Lícito es -dice Santo Tomás- y aun necesario para la vida humana que el hombre tenga
propiedad de algunos bienes[10]. Mas, si luego se pregunta por el uso de tales bienes, la
Iglesia no duda en responder: Cuanto a eso, el hombre no ha de tener los bienes externos
como propios, sino como comunes, de suerte que fácilmente los comunique con los demás
cuando lo necesitaren. Y así dice el Apóstol: Manda a los ricos de este mundo que con
facilidad den y comuniquen lo suyo propio[11]. Nadie, es verdad, viene obligado a auxiliar
a los demás con lo que para sí necesitare o para los suyos, aunque fuere para el
conveniente o debido decoro propio, pues nadie puede dejar de vivir como a su estado
convenga[12]; pero, una vez satisfecha la necesidad y la conveniencia, es un deber el
socorrer a los necesitados con lo superfluo: Lo que sobrare dadlo en limosna[13].

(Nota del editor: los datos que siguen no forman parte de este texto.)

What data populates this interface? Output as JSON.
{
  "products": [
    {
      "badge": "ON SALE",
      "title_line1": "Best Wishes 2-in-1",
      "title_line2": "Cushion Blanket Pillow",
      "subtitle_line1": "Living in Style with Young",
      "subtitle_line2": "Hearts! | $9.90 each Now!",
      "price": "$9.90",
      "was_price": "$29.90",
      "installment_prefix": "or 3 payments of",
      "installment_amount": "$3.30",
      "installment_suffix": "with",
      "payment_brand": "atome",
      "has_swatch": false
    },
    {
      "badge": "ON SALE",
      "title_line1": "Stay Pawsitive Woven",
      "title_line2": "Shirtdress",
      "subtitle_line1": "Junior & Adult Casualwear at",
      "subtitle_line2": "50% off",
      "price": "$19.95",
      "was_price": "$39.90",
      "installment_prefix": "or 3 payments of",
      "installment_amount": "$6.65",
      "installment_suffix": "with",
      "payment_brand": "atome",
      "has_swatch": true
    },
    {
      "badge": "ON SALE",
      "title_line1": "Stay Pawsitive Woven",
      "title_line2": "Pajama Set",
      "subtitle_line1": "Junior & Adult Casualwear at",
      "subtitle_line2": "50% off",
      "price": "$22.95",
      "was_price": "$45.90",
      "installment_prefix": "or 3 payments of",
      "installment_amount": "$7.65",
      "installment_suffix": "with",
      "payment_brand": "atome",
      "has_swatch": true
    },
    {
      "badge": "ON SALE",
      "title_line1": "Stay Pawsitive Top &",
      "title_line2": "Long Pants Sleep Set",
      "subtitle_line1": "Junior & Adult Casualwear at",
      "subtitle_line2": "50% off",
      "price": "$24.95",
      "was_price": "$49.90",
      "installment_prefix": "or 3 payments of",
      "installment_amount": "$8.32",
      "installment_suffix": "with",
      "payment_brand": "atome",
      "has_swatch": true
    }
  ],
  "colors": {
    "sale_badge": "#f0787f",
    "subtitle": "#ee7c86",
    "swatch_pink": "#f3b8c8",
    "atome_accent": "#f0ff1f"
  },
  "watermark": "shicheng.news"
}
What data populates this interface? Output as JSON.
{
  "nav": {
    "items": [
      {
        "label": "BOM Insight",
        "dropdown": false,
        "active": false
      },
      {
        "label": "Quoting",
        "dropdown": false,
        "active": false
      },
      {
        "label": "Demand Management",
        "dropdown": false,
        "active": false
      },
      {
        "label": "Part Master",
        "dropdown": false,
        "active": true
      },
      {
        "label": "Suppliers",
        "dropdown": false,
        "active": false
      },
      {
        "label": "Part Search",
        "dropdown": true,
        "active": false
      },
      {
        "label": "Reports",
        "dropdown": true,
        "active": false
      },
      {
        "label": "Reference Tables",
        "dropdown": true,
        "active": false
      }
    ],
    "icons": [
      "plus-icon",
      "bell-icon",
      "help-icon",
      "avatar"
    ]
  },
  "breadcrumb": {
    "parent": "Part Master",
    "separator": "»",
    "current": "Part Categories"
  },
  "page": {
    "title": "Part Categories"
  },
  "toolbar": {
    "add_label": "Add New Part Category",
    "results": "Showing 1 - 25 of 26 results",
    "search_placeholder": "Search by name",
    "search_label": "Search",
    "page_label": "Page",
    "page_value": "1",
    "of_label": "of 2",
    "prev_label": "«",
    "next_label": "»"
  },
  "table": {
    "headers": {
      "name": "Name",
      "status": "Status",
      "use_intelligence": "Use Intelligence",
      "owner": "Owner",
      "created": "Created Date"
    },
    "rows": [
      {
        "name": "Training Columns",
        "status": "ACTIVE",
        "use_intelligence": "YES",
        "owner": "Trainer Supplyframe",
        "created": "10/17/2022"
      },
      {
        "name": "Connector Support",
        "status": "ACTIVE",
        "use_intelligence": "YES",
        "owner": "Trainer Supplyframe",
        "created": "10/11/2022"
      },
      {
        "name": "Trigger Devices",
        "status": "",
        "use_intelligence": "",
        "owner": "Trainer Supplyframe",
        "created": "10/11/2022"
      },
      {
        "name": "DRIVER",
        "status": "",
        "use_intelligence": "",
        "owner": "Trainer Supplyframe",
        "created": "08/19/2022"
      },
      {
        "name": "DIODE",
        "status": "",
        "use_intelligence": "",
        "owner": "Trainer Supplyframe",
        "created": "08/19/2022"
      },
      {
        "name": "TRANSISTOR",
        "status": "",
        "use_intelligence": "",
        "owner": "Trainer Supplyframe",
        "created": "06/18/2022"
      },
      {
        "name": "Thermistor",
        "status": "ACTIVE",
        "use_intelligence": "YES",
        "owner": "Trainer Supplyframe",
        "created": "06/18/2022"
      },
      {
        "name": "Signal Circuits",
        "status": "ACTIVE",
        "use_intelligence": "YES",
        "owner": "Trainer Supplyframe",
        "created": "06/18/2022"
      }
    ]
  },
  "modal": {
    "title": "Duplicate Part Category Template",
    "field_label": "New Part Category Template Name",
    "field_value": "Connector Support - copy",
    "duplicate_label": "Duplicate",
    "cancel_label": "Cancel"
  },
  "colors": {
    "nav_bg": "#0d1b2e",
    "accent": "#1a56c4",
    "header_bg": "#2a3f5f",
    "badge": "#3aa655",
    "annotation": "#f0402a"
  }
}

Exceptuados los casos de verdadera y extrema necesidad, aquí ya no se trata de
obligaciones de justicia, sino de caridad cristiana, cuyo cumplimiento no se puede
-ciertamente- exigir jurídicamente. Mas, por encima de las leyes y de los juicios de los
hombres están la ley y el juicio de Cristo, que de muchos modos inculca la práctica de
dar con generosidad, y enseña que es mejor dar que recibir[14] y que tendrá como hecha o
negada a Sí mismo la caridad hecha o negada a los necesitados: Cuanto hicisteis a uno de
estos pequeños de mis hermanos, a mí me lo hicisteis[15].
En resumen: quienes de
la munificencia de Dios han recibido mayor abundancia de bienes, ya exteriores y
corporales, ya internos y espirituales, los han recibido a fin de servirse de ellos para
su perfección, y al mismo tiempo, como administradores de la divina Providencia, en
beneficio de los demás. Por lo tanto, el que tenga talento cuide no callar; el que
abundare en bienes, cuide no ser demasiado duro en el ejercicio de la misericordia; quien
posee un oficio de que vivir, haga participante de sus ventajas y utilidades a su
prójimo[16].
20. A los pobres les
enseña la Iglesia que ante Dios la pobreza no es deshonra, ni sirve de vergüenza el
tener que vivir del trabajo propio. Verdad, que Cristo confirmó en la realidad con su
ejemplo; pues, por la salud de los hombres hízose pobre él que era rico[17] y, siendo
Hijo de Dios y Dios mismo, quiso aparecer y ser tenido como hijo de un artesano, y
trabajando pasó la mayor parte de su vida: Pero ¿no es éste el artesano, el hijo de
María?[18]. Ante ejemplo tan divino fácilmente se comprende que la verdadera dignidad y
grandeza del hombre sea toda moral, esto es, puesta en las virtudes; que la virtud sea un
patrimonio común al alcance, por igual, de los grandes y de los pequeños, de los ricos y
de los proletarios: pues sólo a las obras virtuosas, en cualquiera que se encuentren,
está reservado el premio de la eterna bienaventuranza. Más aún: parece que Dios tiene
especial predilección por los infelices. Y así Jesucristo llama bienaventurados a los
pobres[19]. A quienes están en trabajo o aflicción, dulcemente los invita a buscar
consuelo en El[20]; con singular amor abraza a los débiles y a los perseguidos. Verdades
éstas de gran eficacia para rebajar a los ricos en su orgullo, para quitar a los pobres
su abatimiento: con ello, las distancias -tan rebuscadas por el orgullo- se acortan y ya
no es difícil que las dos clases, dándose la mano, se vuelvan a la amistad y unión de
voluntades.
bienes de naturaleza y
de gracia
21. Mas, si las dos
clases obedecen a los mandatos de Cristo, no les bastará una simple amistad, querrán
darse el abrazo del amor fraterno. Porque habrán conocido y entenderán cómo todos los
hombres tienen el mismo origen común en Dios padre: que todos se dirigen a Dios, su fin
último, el único que puede hacer felices a los hombres y a los ángeles; que todos han
sido igualmente redimidos por Cristo, y por él llamados a la dignidad de hijos de Dios,
de tal suerte, que se hallan unidos, no sólo entre sí, sino también con Cristo Señor
-el primogénito entre los muchos hermanos- por el vínculo de una santa fraternidad.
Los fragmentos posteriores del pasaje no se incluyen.